Hochleistungs-Ultraschall ermöglicht es Ingenieuren, Solesalze innerhalb von Minuten aufzulösen und zu entgasen, um bei Bedarf einheitliche, sauerstoffarme Soles zu produzieren. Klare Halogenidsoleen sind einphasige, feststofffreie wässrige Lösungen von Chlorid- oder Bromidsalzen, die einen präzisen hydrostatischen Druck liefern und gleichzeitig die Formation so wenig wie möglich schädigen. Die Dichte reicht von etwa 1080 kg/m3 (9 lb/gal) für Natriumchlorid-Sole bis zu etwa 2400 kg/m3 (20 lb/gal) für gesättigtes Zinkbromid. Da keine unlöslichen beschwerenden Mineralien vorhanden sind, können diese transparenten Flüssigkeiten auf einen Wert von unter 0,5 NTU gefiltert und durch die Komplettierungshardware gepumpt werden, ohne dass Siebe oder Steuerleitungen verstopfen.

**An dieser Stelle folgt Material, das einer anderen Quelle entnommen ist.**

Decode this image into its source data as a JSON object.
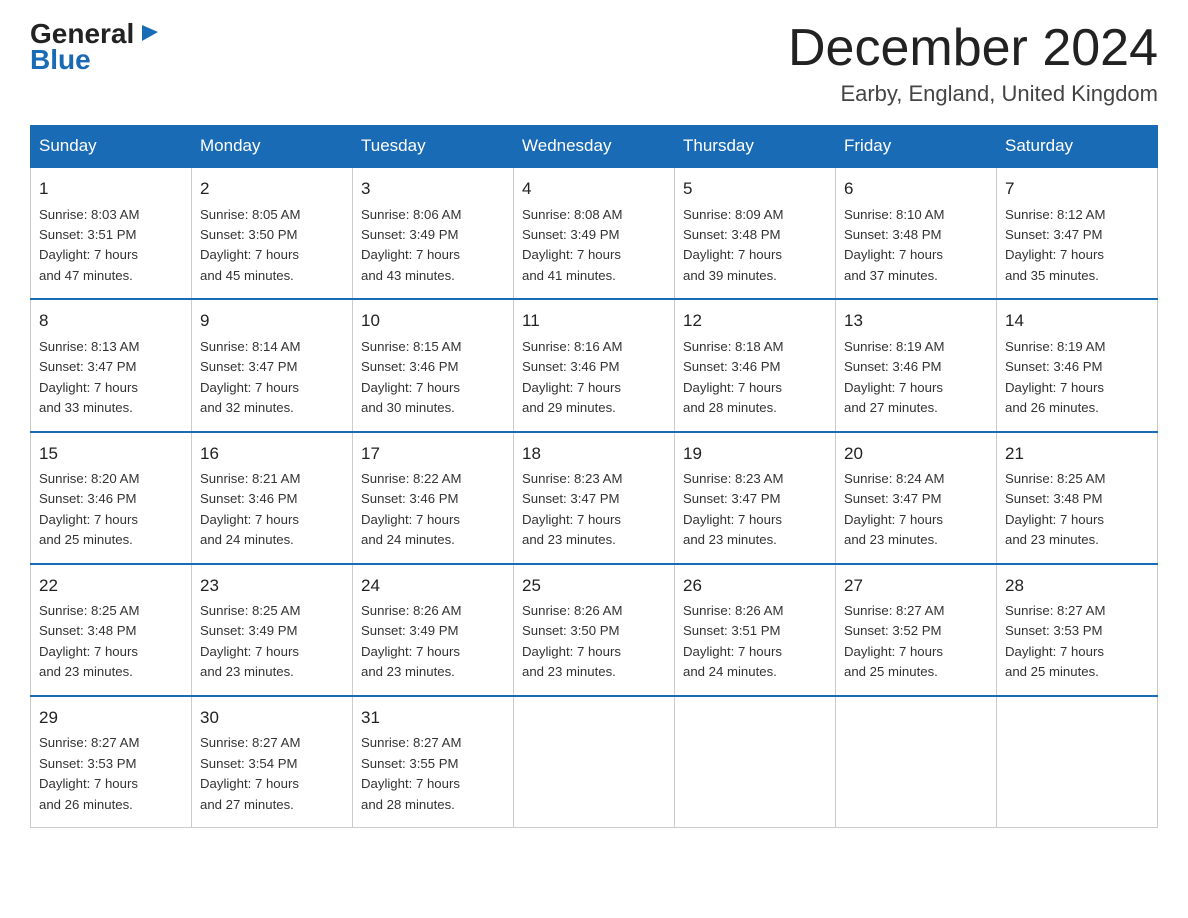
{
  "logo": {
    "part1": "General",
    "triangle": "▶",
    "part2": "Blue"
  },
  "title": "December 2024",
  "location": "Earby, England, United Kingdom",
  "headers": [
    "Sunday",
    "Monday",
    "Tuesday",
    "Wednesday",
    "Thursday",
    "Friday",
    "Saturday"
  ],
  "weeks": [
    [
      {
        "day": "1",
        "info": "Sunrise: 8:03 AM\nSunset: 3:51 PM\nDaylight: 7 hours\nand 47 minutes."
      },
      {
        "day": "2",
        "info": "Sunrise: 8:05 AM\nSunset: 3:50 PM\nDaylight: 7 hours\nand 45 minutes."
      },
      {
        "day": "3",
        "info": "Sunrise: 8:06 AM\nSunset: 3:49 PM\nDaylight: 7 hours\nand 43 minutes."
      },
      {
        "day": "4",
        "info": "Sunrise: 8:08 AM\nSunset: 3:49 PM\nDaylight: 7 hours\nand 41 minutes."
      },
      {
        "day": "5",
        "info": "Sunrise: 8:09 AM\nSunset: 3:48 PM\nDaylight: 7 hours\nand 39 minutes."
      },
      {
        "day": "6",
        "info": "Sunrise: 8:10 AM\nSunset: 3:48 PM\nDaylight: 7 hours\nand 37 minutes."
      },
      {
        "day": "7",
        "info": "Sunrise: 8:12 AM\nSunset: 3:47 PM\nDaylight: 7 hours\nand 35 minutes."
      }
    ],
    [
      {
        "day": "8",
        "info": "Sunrise: 8:13 AM\nSunset: 3:47 PM\nDaylight: 7 hours\nand 33 minutes."
      },
      {
        "day": "9",
        "info": "Sunrise: 8:14 AM\nSunset: 3:47 PM\nDaylight: 7 hours\nand 32 minutes."
      },
      {
        "day": "10",
        "info": "Sunrise: 8:15 AM\nSunset: 3:46 PM\nDaylight: 7 hours\nand 30 minutes."
      },
      {
        "day": "11",
        "info": "Sunrise: 8:16 AM\nSunset: 3:46 PM\nDaylight: 7 hours\nand 29 minutes."
      },
      {
        "day": "12",
        "info": "Sunrise: 8:18 AM\nSunset: 3:46 PM\nDaylight: 7 hours\nand 28 minutes."
      },
      {
        "day": "13",
        "info": "Sunrise: 8:19 AM\nSunset: 3:46 PM\nDaylight: 7 hours\nand 27 minutes."
      },
      {
        "day": "14",
        "info": "Sunrise: 8:19 AM\nSunset: 3:46 PM\nDaylight: 7 hours\nand 26 minutes."
      }
    ],
    [
      {
        "day": "15",
        "info": "Sunrise: 8:20 AM\nSunset: 3:46 PM\nDaylight: 7 hours\nand 25 minutes."
      },
      {
        "day": "16",
        "info": "Sunrise: 8:21 AM\nSunset: 3:46 PM\nDaylight: 7 hours\nand 24 minutes."
      },
      {
        "day": "17",
        "info": "Sunrise: 8:22 AM\nSunset: 3:46 PM\nDaylight: 7 hours\nand 24 minutes."
      },
      {
        "day": "18",
        "info": "Sunrise: 8:23 AM\nSunset: 3:47 PM\nDaylight: 7 hours\nand 23 minutes."
      },
      {
        "day": "19",
        "info": "Sunrise: 8:23 AM\nSunset: 3:47 PM\nDaylight: 7 hours\nand 23 minutes."
      },
      {
        "day": "20",
        "info": "Sunrise: 8:24 AM\nSunset: 3:47 PM\nDaylight: 7 hours\nand 23 minutes."
      },
      {
        "day": "21",
        "info": "Sunrise: 8:25 AM\nSunset: 3:48 PM\nDaylight: 7 hours\nand 23 minutes."
      }
    ],
    [
      {
        "day": "22",
        "info": "Sunrise: 8:25 AM\nSunset: 3:48 PM\nDaylight: 7 hours\nand 23 minutes."
      },
      {
        "day": "23",
        "info": "Sunrise: 8:25 AM\nSunset: 3:49 PM\nDaylight: 7 hours\nand 23 minutes."
      },
      {
        "day": "24",
        "info": "Sunrise: 8:26 AM\nSunset: 3:49 PM\nDaylight: 7 hours\nand 23 minutes."
      },
      {
        "day": "25",
        "info": "Sunrise: 8:26 AM\nSunset: 3:50 PM\nDaylight: 7 hours\nand 23 minutes."
      },
      {
        "day": "26",
        "info": "Sunrise: 8:26 AM\nSunset: 3:51 PM\nDaylight: 7 hours\nand 24 minutes."
      },
      {
        "day": "27",
        "info": "Sunrise: 8:27 AM\nSunset: 3:52 PM\nDaylight: 7 hours\nand 25 minutes."
      },
      {
        "day": "28",
        "info": "Sunrise: 8:27 AM\nSunset: 3:53 PM\nDaylight: 7 hours\nand 25 minutes."
      }
    ],
    [
      {
        "day": "29",
        "info": "Sunrise: 8:27 AM\nSunset: 3:53 PM\nDaylight: 7 hours\nand 26 minutes."
      },
      {
        "day": "30",
        "info": "Sunrise: 8:27 AM\nSunset: 3:54 PM\nDaylight: 7 hours\nand 27 minutes."
      },
      {
        "day": "31",
        "info": "Sunrise: 8:27 AM\nSunset: 3:55 PM\nDaylight: 7 hours\nand 28 minutes."
      },
      null,
      null,
      null,
      null
    ]
  ]
}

Gebräuchliche Halogensalze und Mischungen von klaren Halogensalzen

Salz Maximale Dichte 20°C (kg/m3) Maximale Dichte 68°F (lb/gal)
Natriumchlorid (NaCl) 1200 10.0
Kalziumchlorid (CaCl2) 1430 11.9
Natriumbromid (NaBr) 1520 12.7
Kalziumbromid (CaBr2) 1700 14.2
Zinkbromid (ZnBr2) 2400 20.0

Mittlere Dichten werden durch Mischen erreicht. Ein Massenverhältnis von 60:40 von CaBr2 zu ZnBr2 ergibt ca. 2070 kg/m3, wobei die Kristallisation unter 4°C bleibt.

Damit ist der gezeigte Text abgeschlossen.